Students head to Sweden next week for the competition and on June 18 will make a brief panel presentation.

“They have to condense nine years worth of work into a five-minute presentation. This is a huge challenge,” Murphy said.

The challenge includes writing papers on the greatest environmental issues of the day, which will be presented to a United Nations panel.

They will compete against students from Fiji, Bulgaria, India, Peru, Turkey and the United Kingdom in Goteborg, Sweden.
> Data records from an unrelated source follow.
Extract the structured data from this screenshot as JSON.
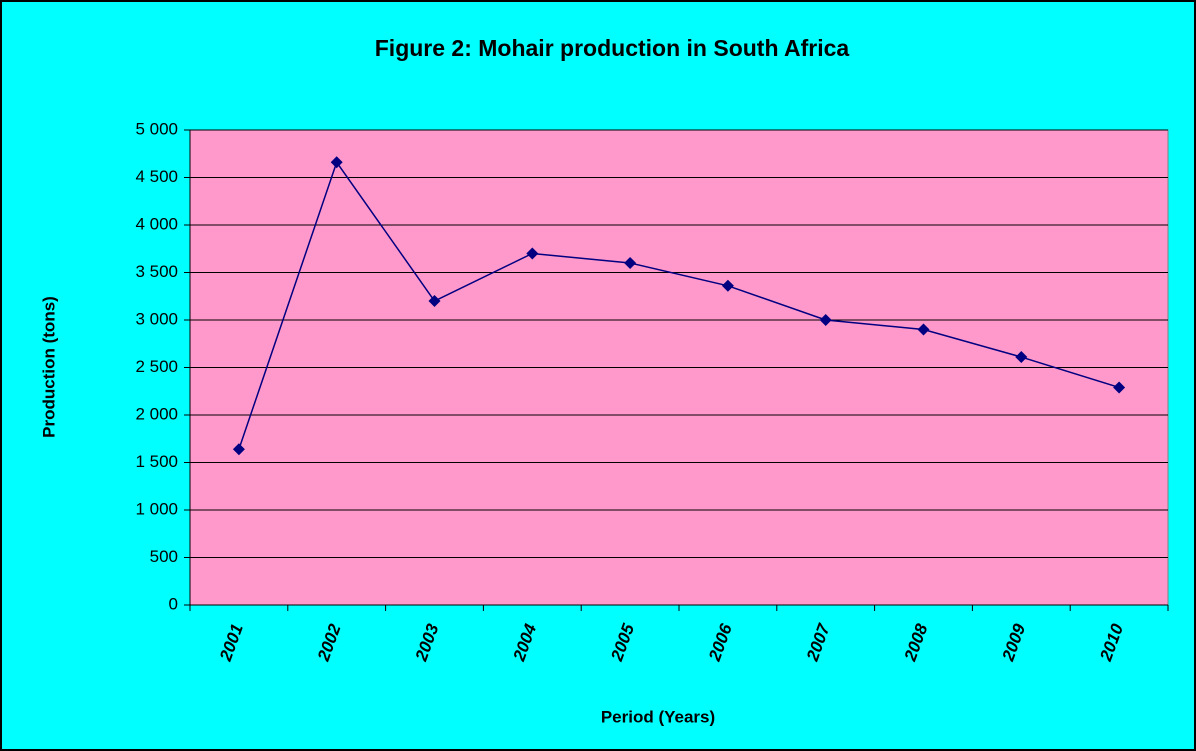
{
  "chart_data": {
    "type": "line",
    "title": "Figure 2: Mohair production in South Africa",
    "x_label": "Period (Years)",
    "y_label": "Production (tons)",
    "categories": [
      "2001",
      "2002",
      "2003",
      "2004",
      "2005",
      "2006",
      "2007",
      "2008",
      "2009",
      "2010"
    ],
    "series": [
      {
        "name": "Production",
        "color": "#000080",
        "values": [
          1640,
          4660,
          3200,
          3700,
          3600,
          3360,
          3000,
          2900,
          2610,
          2290
        ]
      }
    ],
    "ylim": [
      0,
      5000
    ],
    "yticks": [
      0,
      500,
      {
        "value": 1000,
        "label": "1 000"
      },
      {
        "value": 1500,
        "label": "1 500"
      },
      {
        "value": 2000,
        "label": "2 000"
      },
      {
        "value": 2500,
        "label": "2 500"
      },
      {
        "value": 3000,
        "label": "3 000"
      },
      {
        "value": 3500,
        "label": "3 500"
      },
      {
        "value": 4000,
        "label": "4 000"
      },
      {
        "value": 4500,
        "label": "4 500"
      },
      {
        "value": 5000,
        "label": "5 000"
      }
    ],
    "grid": true,
    "background": "#00ffff",
    "plot_background": "#ff99cc"
  }
}
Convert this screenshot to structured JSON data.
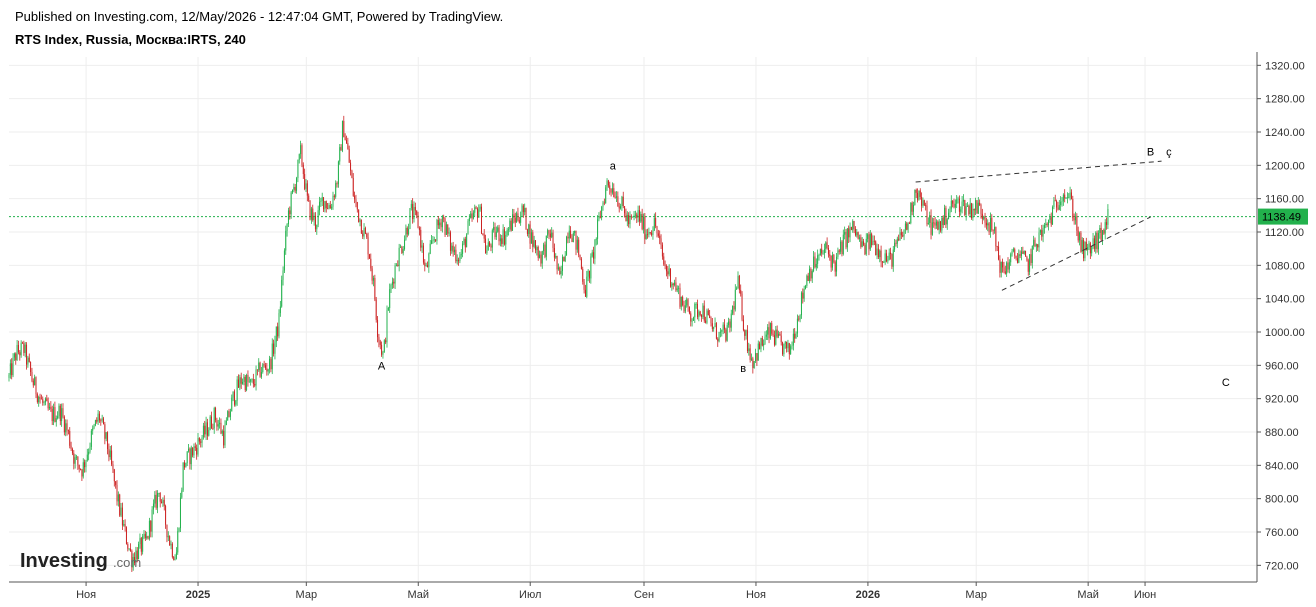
{
  "header": {
    "published": "Published on Investing.com, 12/May/2026 - 12:47:04 GMT, Powered by TradingView.",
    "title": "RTS Index, Russia, Москва:IRTS, 240"
  },
  "logo": {
    "main": "Investing",
    "suffix": ".com"
  },
  "colors": {
    "up": "#22b14c",
    "down": "#cc2222",
    "last_price_line": "#22b14c",
    "trendline": "#333333",
    "grid": "#eeeeee"
  },
  "chart_data": {
    "type": "candlestick",
    "title": "RTS Index, Russia, Москва:IRTS, 240",
    "ylim": [
      700,
      1330
    ],
    "y_ticks": [
      "720.00",
      "760.00",
      "800.00",
      "840.00",
      "880.00",
      "920.00",
      "960.00",
      "1000.00",
      "1040.00",
      "1080.00",
      "1120.00",
      "1160.00",
      "1200.00",
      "1240.00",
      "1280.00",
      "1320.00"
    ],
    "x_ticks": [
      {
        "label": "Ноя",
        "date": "2024-11-01",
        "bold": false
      },
      {
        "label": "2025",
        "date": "2025-01-01",
        "bold": true
      },
      {
        "label": "Мар",
        "date": "2025-03-01",
        "bold": false
      },
      {
        "label": "Май",
        "date": "2025-05-01",
        "bold": false
      },
      {
        "label": "Июл",
        "date": "2025-07-01",
        "bold": false
      },
      {
        "label": "Сен",
        "date": "2025-09-01",
        "bold": false
      },
      {
        "label": "Ноя",
        "date": "2025-11-01",
        "bold": false
      },
      {
        "label": "2026",
        "date": "2026-01-01",
        "bold": true
      },
      {
        "label": "Мар",
        "date": "2026-03-01",
        "bold": false
      },
      {
        "label": "Май",
        "date": "2026-05-01",
        "bold": false
      },
      {
        "label": "Июн",
        "date": "2026-06-01",
        "bold": false
      }
    ],
    "x_range": [
      "2024-09-20",
      "2026-08-01"
    ],
    "last_price": 1138.49,
    "last_price_label": "1138.49",
    "price_path": [
      [
        "2024-09-20",
        945
      ],
      [
        "2024-09-24",
        975
      ],
      [
        "2024-09-28",
        980
      ],
      [
        "2024-10-03",
        940
      ],
      [
        "2024-10-08",
        915
      ],
      [
        "2024-10-13",
        900
      ],
      [
        "2024-10-18",
        905
      ],
      [
        "2024-10-22",
        880
      ],
      [
        "2024-10-26",
        845
      ],
      [
        "2024-10-30",
        835
      ],
      [
        "2024-11-04",
        875
      ],
      [
        "2024-11-08",
        900
      ],
      [
        "2024-11-13",
        860
      ],
      [
        "2024-11-18",
        800
      ],
      [
        "2024-11-22",
        760
      ],
      [
        "2024-11-26",
        728
      ],
      [
        "2024-11-30",
        740
      ],
      [
        "2024-12-04",
        750
      ],
      [
        "2024-12-08",
        790
      ],
      [
        "2024-12-11",
        810
      ],
      [
        "2024-12-14",
        775
      ],
      [
        "2024-12-17",
        745
      ],
      [
        "2024-12-20",
        730
      ],
      [
        "2024-12-24",
        840
      ],
      [
        "2024-12-30",
        860
      ],
      [
        "2025-01-05",
        880
      ],
      [
        "2025-01-10",
        900
      ],
      [
        "2025-01-15",
        875
      ],
      [
        "2025-01-20",
        920
      ],
      [
        "2025-01-25",
        945
      ],
      [
        "2025-01-30",
        935
      ],
      [
        "2025-02-04",
        955
      ],
      [
        "2025-02-09",
        960
      ],
      [
        "2025-02-14",
        1010
      ],
      [
        "2025-02-16",
        1070
      ],
      [
        "2025-02-19",
        1140
      ],
      [
        "2025-02-23",
        1180
      ],
      [
        "2025-02-26",
        1215
      ],
      [
        "2025-03-02",
        1150
      ],
      [
        "2025-03-06",
        1130
      ],
      [
        "2025-03-10",
        1160
      ],
      [
        "2025-03-14",
        1150
      ],
      [
        "2025-03-18",
        1185
      ],
      [
        "2025-03-21",
        1250
      ],
      [
        "2025-03-24",
        1210
      ],
      [
        "2025-03-27",
        1160
      ],
      [
        "2025-03-31",
        1130
      ],
      [
        "2025-04-04",
        1100
      ],
      [
        "2025-04-07",
        1050
      ],
      [
        "2025-04-09",
        1000
      ],
      [
        "2025-04-12",
        970
      ],
      [
        "2025-04-15",
        1040
      ],
      [
        "2025-04-19",
        1085
      ],
      [
        "2025-04-23",
        1110
      ],
      [
        "2025-04-27",
        1145
      ],
      [
        "2025-05-01",
        1130
      ],
      [
        "2025-05-05",
        1070
      ],
      [
        "2025-05-09",
        1110
      ],
      [
        "2025-05-14",
        1140
      ],
      [
        "2025-05-19",
        1100
      ],
      [
        "2025-05-24",
        1090
      ],
      [
        "2025-05-29",
        1130
      ],
      [
        "2025-06-03",
        1150
      ],
      [
        "2025-06-07",
        1095
      ],
      [
        "2025-06-12",
        1120
      ],
      [
        "2025-06-17",
        1115
      ],
      [
        "2025-06-22",
        1135
      ],
      [
        "2025-06-27",
        1145
      ],
      [
        "2025-07-02",
        1110
      ],
      [
        "2025-07-07",
        1090
      ],
      [
        "2025-07-12",
        1120
      ],
      [
        "2025-07-17",
        1060
      ],
      [
        "2025-07-22",
        1130
      ],
      [
        "2025-07-27",
        1100
      ],
      [
        "2025-07-31",
        1050
      ],
      [
        "2025-08-04",
        1090
      ],
      [
        "2025-08-08",
        1140
      ],
      [
        "2025-08-12",
        1180
      ],
      [
        "2025-08-16",
        1170
      ],
      [
        "2025-08-20",
        1150
      ],
      [
        "2025-08-24",
        1130
      ],
      [
        "2025-08-29",
        1140
      ],
      [
        "2025-09-02",
        1120
      ],
      [
        "2025-09-07",
        1130
      ],
      [
        "2025-09-12",
        1080
      ],
      [
        "2025-09-17",
        1060
      ],
      [
        "2025-09-22",
        1035
      ],
      [
        "2025-09-27",
        1020
      ],
      [
        "2025-10-02",
        1030
      ],
      [
        "2025-10-07",
        1010
      ],
      [
        "2025-10-12",
        995
      ],
      [
        "2025-10-17",
        1000
      ],
      [
        "2025-10-22",
        1060
      ],
      [
        "2025-10-26",
        1000
      ],
      [
        "2025-10-30",
        965
      ],
      [
        "2025-11-04",
        985
      ],
      [
        "2025-11-09",
        1000
      ],
      [
        "2025-11-14",
        985
      ],
      [
        "2025-11-19",
        975
      ],
      [
        "2025-11-24",
        1020
      ],
      [
        "2025-11-29",
        1070
      ],
      [
        "2025-12-04",
        1085
      ],
      [
        "2025-12-09",
        1100
      ],
      [
        "2025-12-14",
        1080
      ],
      [
        "2025-12-19",
        1110
      ],
      [
        "2025-12-24",
        1125
      ],
      [
        "2025-12-29",
        1100
      ],
      [
        "2026-01-03",
        1110
      ],
      [
        "2026-01-08",
        1095
      ],
      [
        "2026-01-13",
        1085
      ],
      [
        "2026-01-18",
        1110
      ],
      [
        "2026-01-23",
        1130
      ],
      [
        "2026-01-27",
        1175
      ],
      [
        "2026-01-31",
        1150
      ],
      [
        "2026-02-05",
        1125
      ],
      [
        "2026-02-10",
        1130
      ],
      [
        "2026-02-15",
        1150
      ],
      [
        "2026-02-20",
        1155
      ],
      [
        "2026-02-25",
        1148
      ],
      [
        "2026-03-02",
        1150
      ],
      [
        "2026-03-06",
        1140
      ],
      [
        "2026-03-11",
        1115
      ],
      [
        "2026-03-15",
        1070
      ],
      [
        "2026-03-19",
        1085
      ],
      [
        "2026-03-24",
        1095
      ],
      [
        "2026-03-29",
        1080
      ],
      [
        "2026-04-03",
        1110
      ],
      [
        "2026-04-08",
        1125
      ],
      [
        "2026-04-13",
        1150
      ],
      [
        "2026-04-17",
        1170
      ],
      [
        "2026-04-21",
        1160
      ],
      [
        "2026-04-24",
        1135
      ],
      [
        "2026-04-27",
        1100
      ],
      [
        "2026-04-30",
        1095
      ],
      [
        "2026-05-04",
        1105
      ],
      [
        "2026-05-08",
        1115
      ],
      [
        "2026-05-12",
        1138
      ]
    ],
    "trendlines": [
      {
        "from": [
          "2026-01-27",
          1180
        ],
        "to": [
          "2026-06-10",
          1205
        ]
      },
      {
        "from": [
          "2026-03-15",
          1050
        ],
        "to": [
          "2026-06-04",
          1138
        ]
      }
    ],
    "annotations": [
      {
        "text": "A",
        "date": "2025-04-11",
        "price": 955
      },
      {
        "text": "а",
        "date": "2025-08-15",
        "price": 1195
      },
      {
        "text": "в",
        "date": "2025-10-25",
        "price": 952
      },
      {
        "text": "B",
        "date": "2026-06-04",
        "price": 1212
      },
      {
        "text": "ç",
        "date": "2026-06-14",
        "price": 1212
      },
      {
        "text": "C",
        "date": "2026-07-15",
        "price": 935
      }
    ]
  }
}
First prize is $10,000, second prize is $6,000 and third prize is $4,000. Expenses for the trip are paid by Volvo.

Through the years, the Windplanners have helped raise $500,000 for the turbine that the school owns and operates.

Camden Hills Principal Nick Ithomitis said he’s proud of Murphy and the school “for its leadership and dedication to understanding environmental needs and executing a plan to improve our footprint.”

To environmental leaders, the attention is well deserved.

“Bringing in renewable energy will improve overall efficiency and reduce energy costs in the school. I am impressed by the dedication and commitment it took to complete this project,” Curt Spalding, of the U.S. EPA’s New England office, stated in a news release.

Heading to Sweden will be Murphy, adviser Keith Rose, and students Maya Sosland, Anna Mynick, Kiera Haining, Eliot Grigo and Chelsea Hunter.